Edit 2: oh, and another thing which would require a buttload of humility, but would alleviate a lot of tension would be getting it to cite and link to its sources every time! Have it be transformative enough to give you the gist without shifting into plagiarism, then send you to the source for the details!

CrazyLikeGollum@lemmy.world · 3 hours ago

What’s wrong with the sentiment expressed in the headline? AI training is not and should not be considered fair use. Also, copyright laws are broken in the west, more so in the east.

We need a global reform of copyright. Where copyrights can (and must) be shared among all creators credited on a work. The copyright must be held by actual people, not corporations (or any other collective entity), and the copyright ends after 30 years or when the all rights holders die, whichever happens first. That copyright should start at the date of initial publication. The copyright should be nontransferable but it should be able to be licensed to any other entity only with a majority consent of all rights holders. At the expiration of the copyright the work in question should immediately enter the public domain.

And fair use should be treated similarly to how it is in the west, where it’s decided on a case-by-case basis, but context and profit motive matter.

TheBrideWoreCrimson@sopuli.xyz · 22 hours ago

My main takeaway is that some contrived notion of “national security” has now become an acceptable justification for business decisions in the US.

shaggyb@lemmy.world · 1 day ago

“How am I supposed to make any money if I can’t steal all of my products to sell back to the world that produced them?”

Yeah, fuck that. The whole industry deserves to die.

geography082@lemm.ee · 1 hour ago

Fuck these psychos. They should pay the copyright they stole with the billions they already made. Governments should protect people, MDF

Ferroto@lemmy.world · 2 hours ago

Siegfried@lemmy.world · 22 hours ago

Idk about that, but openai is probably over

Shanmugha@lemmy.world · 20 hours ago

National security my ass.

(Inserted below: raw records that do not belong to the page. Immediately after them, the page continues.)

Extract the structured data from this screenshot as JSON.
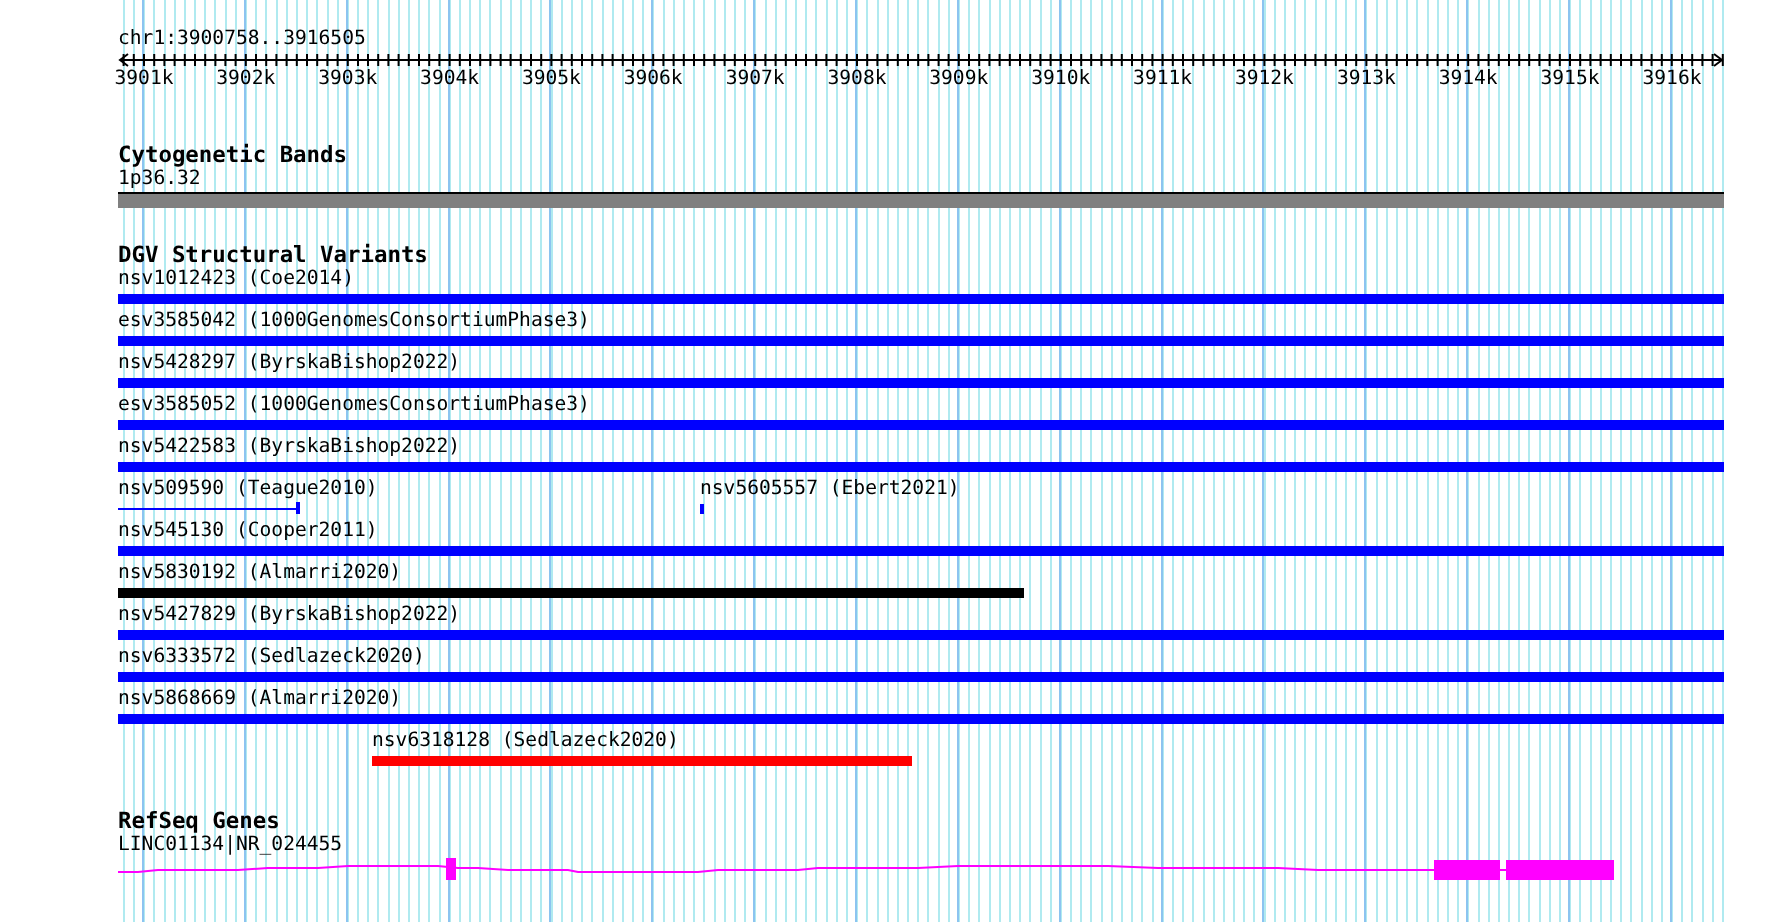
{
  "location": "chr1:3900758..3916505",
  "ruler": {
    "ticks": [
      "3901k",
      "3902k",
      "3903k",
      "3904k",
      "3905k",
      "3906k",
      "3907k",
      "3908k",
      "3909k",
      "3910k",
      "3911k",
      "3912k",
      "3913k",
      "3914k",
      "3915k",
      "3916k"
    ]
  },
  "tracks": [
    {
      "kind": "cytoband",
      "title": "Cytogenetic Bands",
      "features": [
        {
          "label": "1p36.32"
        }
      ]
    },
    {
      "kind": "variants",
      "title": "DGV Structural Variants",
      "rows": [
        {
          "features": [
            {
              "label": "nsv1012423 (Coe2014)",
              "kind": "bar",
              "color": "#0000ff"
            }
          ]
        },
        {
          "features": [
            {
              "label": "esv3585042 (1000GenomesConsortiumPhase3)",
              "kind": "bar",
              "color": "#0000ff"
            }
          ]
        },
        {
          "features": [
            {
              "label": "nsv5428297 (ByrskaBishop2022)",
              "kind": "bar",
              "color": "#0000ff"
            }
          ]
        },
        {
          "features": [
            {
              "label": "esv3585052 (1000GenomesConsortiumPhase3)",
              "kind": "bar",
              "color": "#0000ff"
            }
          ]
        },
        {
          "features": [
            {
              "label": "nsv5422583 (ByrskaBishop2022)",
              "kind": "bar",
              "color": "#0000ff"
            }
          ]
        },
        {
          "features": [
            {
              "label": "nsv509590 (Teague2010)",
              "kind": "line",
              "color": "#0000ff"
            },
            {
              "label": "nsv5605557 (Ebert2021)",
              "kind": "tick",
              "color": "#0000ff"
            }
          ]
        },
        {
          "features": [
            {
              "label": "nsv545130 (Cooper2011)",
              "kind": "bar",
              "color": "#0000ff"
            }
          ]
        },
        {
          "features": [
            {
              "label": "nsv5830192 (Almarri2020)",
              "kind": "bar",
              "color": "#000000"
            }
          ]
        },
        {
          "features": [
            {
              "label": "nsv5427829 (ByrskaBishop2022)",
              "kind": "bar",
              "color": "#0000ff"
            }
          ]
        },
        {
          "features": [
            {
              "label": "nsv6333572 (Sedlazeck2020)",
              "kind": "bar",
              "color": "#0000ff"
            }
          ]
        },
        {
          "features": [
            {
              "label": "nsv5868669 (Almarri2020)",
              "kind": "bar",
              "color": "#0000ff"
            }
          ]
        },
        {
          "features": [
            {
              "label": "nsv6318128 (Sedlazeck2020)",
              "kind": "bar",
              "color": "#ff0000"
            }
          ]
        }
      ]
    },
    {
      "kind": "genes",
      "title": "RefSeq Genes",
      "features": [
        {
          "label": "LINC01134|NR_024455"
        }
      ]
    }
  ]
}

More like his time span to show more dumb “achievements” while getting richer depends on it and nothing else

JHD@lemmy.world · 1 day ago

Strange that no one mentioned openai making money off copyrighted works.

Rhoeri@lemmy.world · 9 hours ago

What a giant load of crap.

SlopppyEngineer@lemmy.world · 1 day ago

He’s afraid of losing his little empire.

OpenAI also had no clue on recreation the happy little accident that gave them chatGPT3. That’s mostly because their whole thing was using a simple model and brute forcing it with more data, more power, more nodes and then even more data and power until it produced results.

As expected, this isn’t sustainable. It’s beyond the point of decreasing returns. But Sam here has no idea on how to fix that with much better models so goes back to the one thing he knows: more data needed, just one more terabyte bro, ignore the copyright!

And now he’s blaming the Chinese into forcing him to use even more data.

hornedfiend@sopuli.xyz · 17 hours ago

over it is then. Buh bye!

Jericho_One@lemmy.world · 22 hours ago

Greyfoxsolid@lemmy.world · 6 hours ago

Sorry to say, but he’s right. For AI to truly flourish in the West, it needs access to all previously human made information and media.